Quatrième, la voie géopolitique est la plus importante et la plus difficile, donc la moins empruntée de toutes, jusqu’à présent du moins. De fait, elle demande de « donner » beaucoup avant, pour « rendre » plus tard. Renforcer la société française est le souhait majoritaire, qui va sans aucun doute avec l’idée de renforcer l’économie, donc l’emploi, dans un contexte européen à renforcer aussi – mais sans trop le dire. Les rapports en France et Europe, avec l’Allemagne et Italie sont cruciaux dans cette dynamique où la France est actuellement, avec le Royaume-Uni, 5éme-6ème PIB du monde, et dans dix ans ? La zone euro est le 3ème PIB du monde, et dans vingt ans ? Comment renforcer la France, sans en même temps renforcer l’Europe ? Comment peser par rapport à la Russie par rapport à l’Ukraine ? Et la Chine ? En même temps, la démographie européenne s’approche de son point haut, alors que l’Afrique est le seul réservoir démographique du monde, à cinquante kilomètres de nos côtes. Comment renforcer la France et l’Europe sans des accords qui développeraient l’Afrique ? 

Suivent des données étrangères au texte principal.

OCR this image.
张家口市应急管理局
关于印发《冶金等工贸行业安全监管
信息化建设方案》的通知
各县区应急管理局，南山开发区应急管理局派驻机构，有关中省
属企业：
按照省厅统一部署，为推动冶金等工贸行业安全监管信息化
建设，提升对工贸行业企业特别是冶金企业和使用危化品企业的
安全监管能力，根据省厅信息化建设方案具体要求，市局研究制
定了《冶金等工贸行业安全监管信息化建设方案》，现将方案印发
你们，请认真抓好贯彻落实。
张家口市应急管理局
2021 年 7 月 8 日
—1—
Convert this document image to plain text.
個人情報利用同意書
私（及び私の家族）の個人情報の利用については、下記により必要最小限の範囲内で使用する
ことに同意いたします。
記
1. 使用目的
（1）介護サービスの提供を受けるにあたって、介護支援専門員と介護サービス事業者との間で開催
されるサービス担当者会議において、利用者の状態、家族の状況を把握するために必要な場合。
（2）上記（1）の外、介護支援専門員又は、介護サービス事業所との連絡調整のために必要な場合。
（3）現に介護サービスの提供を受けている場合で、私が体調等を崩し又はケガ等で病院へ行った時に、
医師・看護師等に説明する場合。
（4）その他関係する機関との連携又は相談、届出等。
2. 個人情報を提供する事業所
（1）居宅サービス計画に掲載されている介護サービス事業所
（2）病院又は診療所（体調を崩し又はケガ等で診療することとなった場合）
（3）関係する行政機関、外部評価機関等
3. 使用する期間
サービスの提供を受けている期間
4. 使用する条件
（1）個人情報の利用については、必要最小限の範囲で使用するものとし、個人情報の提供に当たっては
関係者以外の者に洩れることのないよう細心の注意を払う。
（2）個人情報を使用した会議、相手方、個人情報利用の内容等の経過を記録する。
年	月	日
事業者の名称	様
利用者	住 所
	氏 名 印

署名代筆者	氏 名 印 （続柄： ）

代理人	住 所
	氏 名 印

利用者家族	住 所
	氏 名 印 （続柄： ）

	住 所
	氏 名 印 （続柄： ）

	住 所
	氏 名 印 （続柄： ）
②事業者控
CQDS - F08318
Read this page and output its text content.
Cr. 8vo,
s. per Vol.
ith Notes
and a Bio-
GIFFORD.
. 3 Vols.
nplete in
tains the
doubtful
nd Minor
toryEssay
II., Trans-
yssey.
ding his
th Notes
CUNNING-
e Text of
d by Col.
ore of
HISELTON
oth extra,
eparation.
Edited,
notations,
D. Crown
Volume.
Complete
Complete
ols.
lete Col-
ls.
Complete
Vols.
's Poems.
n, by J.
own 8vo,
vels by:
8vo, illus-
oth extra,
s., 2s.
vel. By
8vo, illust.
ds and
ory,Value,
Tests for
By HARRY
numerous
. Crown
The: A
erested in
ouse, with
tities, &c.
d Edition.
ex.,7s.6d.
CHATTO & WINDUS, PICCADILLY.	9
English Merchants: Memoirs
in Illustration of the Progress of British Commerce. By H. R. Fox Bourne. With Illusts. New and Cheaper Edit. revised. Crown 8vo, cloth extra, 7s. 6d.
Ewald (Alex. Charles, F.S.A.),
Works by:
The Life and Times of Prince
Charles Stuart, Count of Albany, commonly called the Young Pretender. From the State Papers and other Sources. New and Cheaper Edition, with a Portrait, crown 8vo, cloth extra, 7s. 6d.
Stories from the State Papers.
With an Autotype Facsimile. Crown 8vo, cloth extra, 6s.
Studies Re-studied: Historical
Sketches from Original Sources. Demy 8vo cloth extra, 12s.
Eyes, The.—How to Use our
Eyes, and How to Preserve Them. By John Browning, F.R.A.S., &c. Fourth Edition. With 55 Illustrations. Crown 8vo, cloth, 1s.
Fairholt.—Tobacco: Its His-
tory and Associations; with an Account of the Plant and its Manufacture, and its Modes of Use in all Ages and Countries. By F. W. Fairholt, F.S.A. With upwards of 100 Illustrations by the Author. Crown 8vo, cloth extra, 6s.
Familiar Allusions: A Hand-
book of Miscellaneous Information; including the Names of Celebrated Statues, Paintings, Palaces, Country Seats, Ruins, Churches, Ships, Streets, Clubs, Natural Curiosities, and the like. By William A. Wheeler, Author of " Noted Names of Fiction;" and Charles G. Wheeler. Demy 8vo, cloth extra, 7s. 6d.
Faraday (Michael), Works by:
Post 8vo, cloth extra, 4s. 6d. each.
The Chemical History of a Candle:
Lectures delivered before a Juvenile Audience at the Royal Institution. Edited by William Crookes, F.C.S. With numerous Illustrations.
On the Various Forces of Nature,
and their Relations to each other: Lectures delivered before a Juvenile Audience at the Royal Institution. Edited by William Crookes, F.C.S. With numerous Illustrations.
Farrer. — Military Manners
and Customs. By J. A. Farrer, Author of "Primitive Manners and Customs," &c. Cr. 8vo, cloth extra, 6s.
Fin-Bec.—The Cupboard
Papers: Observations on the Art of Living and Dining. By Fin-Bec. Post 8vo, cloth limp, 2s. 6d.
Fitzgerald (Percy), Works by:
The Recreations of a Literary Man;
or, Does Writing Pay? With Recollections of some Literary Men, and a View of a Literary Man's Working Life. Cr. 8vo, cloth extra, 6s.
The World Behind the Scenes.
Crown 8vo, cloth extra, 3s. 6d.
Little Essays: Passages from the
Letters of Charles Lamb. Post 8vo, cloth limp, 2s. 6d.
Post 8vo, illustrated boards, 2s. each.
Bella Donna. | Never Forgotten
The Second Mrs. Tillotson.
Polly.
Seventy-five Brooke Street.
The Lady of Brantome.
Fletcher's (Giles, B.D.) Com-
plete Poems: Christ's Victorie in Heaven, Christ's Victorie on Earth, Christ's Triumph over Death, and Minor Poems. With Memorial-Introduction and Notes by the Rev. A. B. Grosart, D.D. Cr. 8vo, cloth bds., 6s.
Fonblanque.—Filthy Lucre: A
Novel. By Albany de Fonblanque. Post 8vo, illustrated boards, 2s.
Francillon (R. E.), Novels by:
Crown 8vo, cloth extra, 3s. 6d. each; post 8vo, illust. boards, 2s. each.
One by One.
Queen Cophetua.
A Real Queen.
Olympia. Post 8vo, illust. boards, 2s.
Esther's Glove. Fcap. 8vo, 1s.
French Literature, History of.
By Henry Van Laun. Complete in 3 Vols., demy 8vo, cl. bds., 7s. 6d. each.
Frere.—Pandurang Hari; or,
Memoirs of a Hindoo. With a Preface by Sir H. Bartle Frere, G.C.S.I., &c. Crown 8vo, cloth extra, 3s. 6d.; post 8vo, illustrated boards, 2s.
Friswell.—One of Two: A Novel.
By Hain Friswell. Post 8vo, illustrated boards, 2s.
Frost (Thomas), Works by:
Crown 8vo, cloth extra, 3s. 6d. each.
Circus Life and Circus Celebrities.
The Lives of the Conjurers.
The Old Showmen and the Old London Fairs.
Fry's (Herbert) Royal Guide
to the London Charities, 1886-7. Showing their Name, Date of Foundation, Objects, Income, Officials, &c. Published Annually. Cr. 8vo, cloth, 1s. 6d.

Enfin, ce monde devient plus illibéral. 70% de la population mondiale vit dans des pays qui ne sont pas des démocraties, ou bien où elle régresse, dont les États-Unis, contre 9% seulement qui vivent dans des démocraties de « hautes performances » selonl’étude « The Global State of Democracy 2021 ». Une étude publiée le 22 novembre 2021, juste avant la réunion des 9 et 10 décembre 2021, où le Président Biden organise un colloque (virtuel) des leaders publics et privés de 100 pays du monde pour parler des menaces contre la démocratie. Et comment traiter ce sujet sans parler de renforcer l’armée française, sans nouer des liens avec celles d’Allemagne, d’Italie et d’Espagne, sans créer un début de force européenne, pour peser plus, avec l’Otan, par rapport à la Russie, à la Turquie, à l’Iran et à la Chine, sachant que la parapluie américain est moins sûr qu’avant. 

Mais on comprend que demander de travailler plus et plus longtemps pour être plus puissant, avec des alliances avec l’Afrique, peut avoir moins d’attrait que l’inverse. Il demeure que la seule politique française qui tient doit être géopolitique, si elle entend rester française.